Cette thèse concerne un moment particulier de l'histoire des relations entre les Innus, les populations allochtones et l’État, c’est-à-dire la controverse entourant les négociations territoriales menées par le Conseil tribal Mamuitun Mak Nutashkuan et deux paliers de gouvernement. Pour des raisons qui seront explicitées dans le chapitre suivant, notre recherche s'intéresse principalement aux productions discursives liées à une commission parlementaire dont les travaux ont porté sur le projet de traité. Celle-ci s’est déroulée en plein cœur de ladite controverse. Il importe pour ces raisons d'exposer en détail les caractéristiques de cette négociation territoriale et de la controverse qui l'a accompagnée. Pour ce faire, nous examinerons d’abord l'évolution du processus, depuis le dépôt de la revendication territoriale. Nous analyserons ensuite la controverse ayant entouré la ratification de cette entente.

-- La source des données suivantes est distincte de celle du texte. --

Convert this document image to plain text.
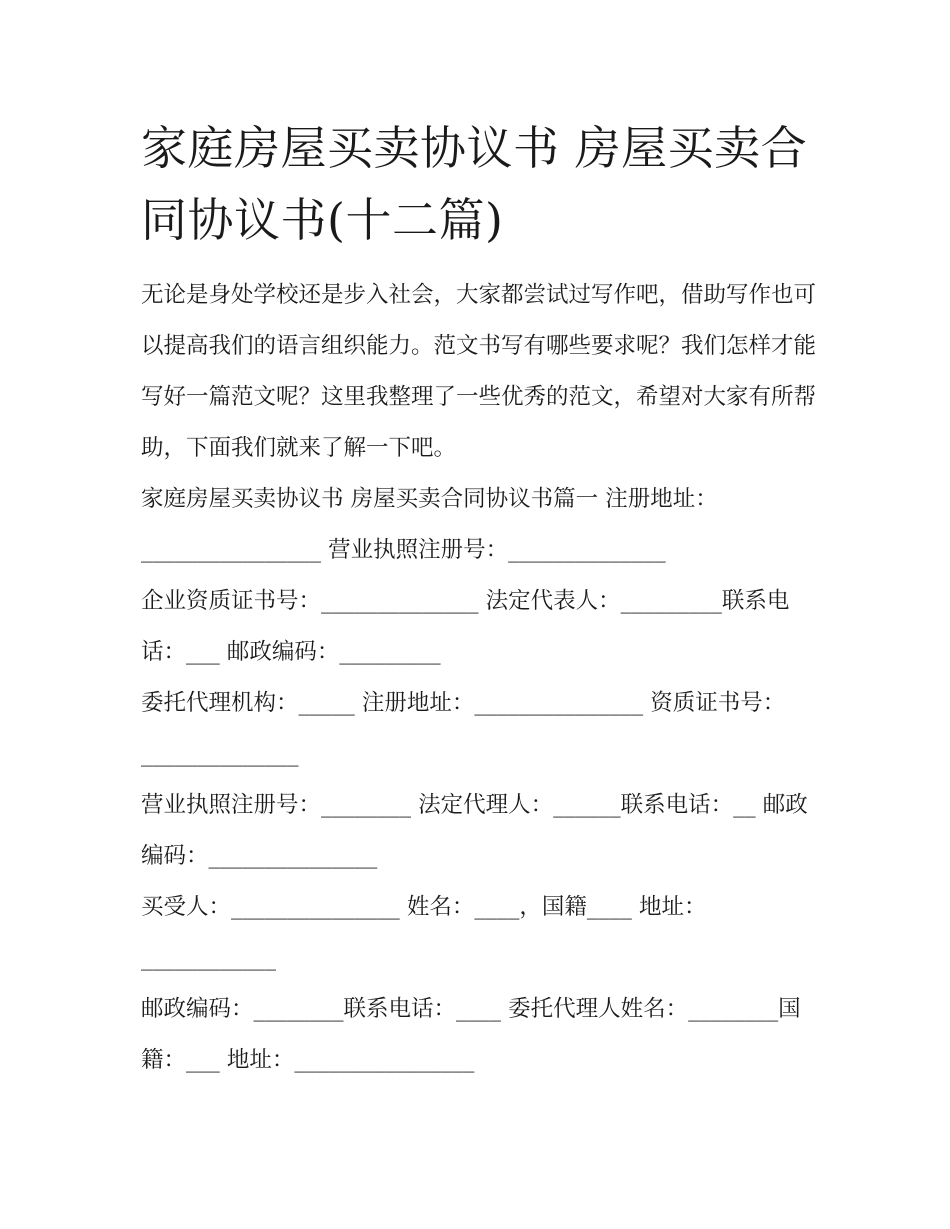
家庭房屋买卖协议书 房屋买卖合同协议书(十二篇)

无论是身处学校还是步入社会，大家都尝试过写作吧，借助写作也可以提高我们的语言组织能力。范文书写有哪些要求呢？我们怎样才能写好一篇范文呢？这里我整理了一些优秀的范文，希望对大家有所帮助，下面我们就来了解一下吧。

家庭房屋买卖协议书 房屋买卖合同协议书篇一 注册地址：________________ 营业执照注册号：______________

企业资质证书号：______________ 法定代表人：_________联系电话：___ 邮政编码：_________

委托代理机构：_____ 注册地址：_______________ 资质证书号：______________

营业执照注册号：________ 法定代理人：______联系电话：__ 邮政编码：_______________

买受人：_______________ 姓名：____，国籍____ 地址：____________

邮政编码：________联系电话：____ 委托代理人姓名：________国籍：___ 地址：________________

14 Rappelons les événements traités en introduction à propos de déclarations controversées du maire de

Roberval et de l’appel au boycott lancé par le chef de la communauté de Mashteuiatsh (été, automne et hiver 2014).

15 Au printemps 2011, les Innus de Pessamit ont bloqué sporadiquement la circulation sur la portion de la

route 138 qui traverse la communauté dans le but de protester contre la place résiduelle que l'État leur réservait dans le cadre du Plan Nord – un vaste chantier de développement impliquant une grande partie des territoires revendiqués par la nation (Lévesque 2011). Un an plus tard, des membres de la communauté de Uashat Mak Mani-Utenam érigeaient aussi des barricades sur la même route afin de protester contre le fait qu'Hydro-Québec construisait des barrages sur leur territoire ancestral (complexe de la Romaine) sans le consentement de la population, les ententes négociées entre la société d'État et le Conseil de bande ayant été rejetées lors de référendums (Lavallée 2012).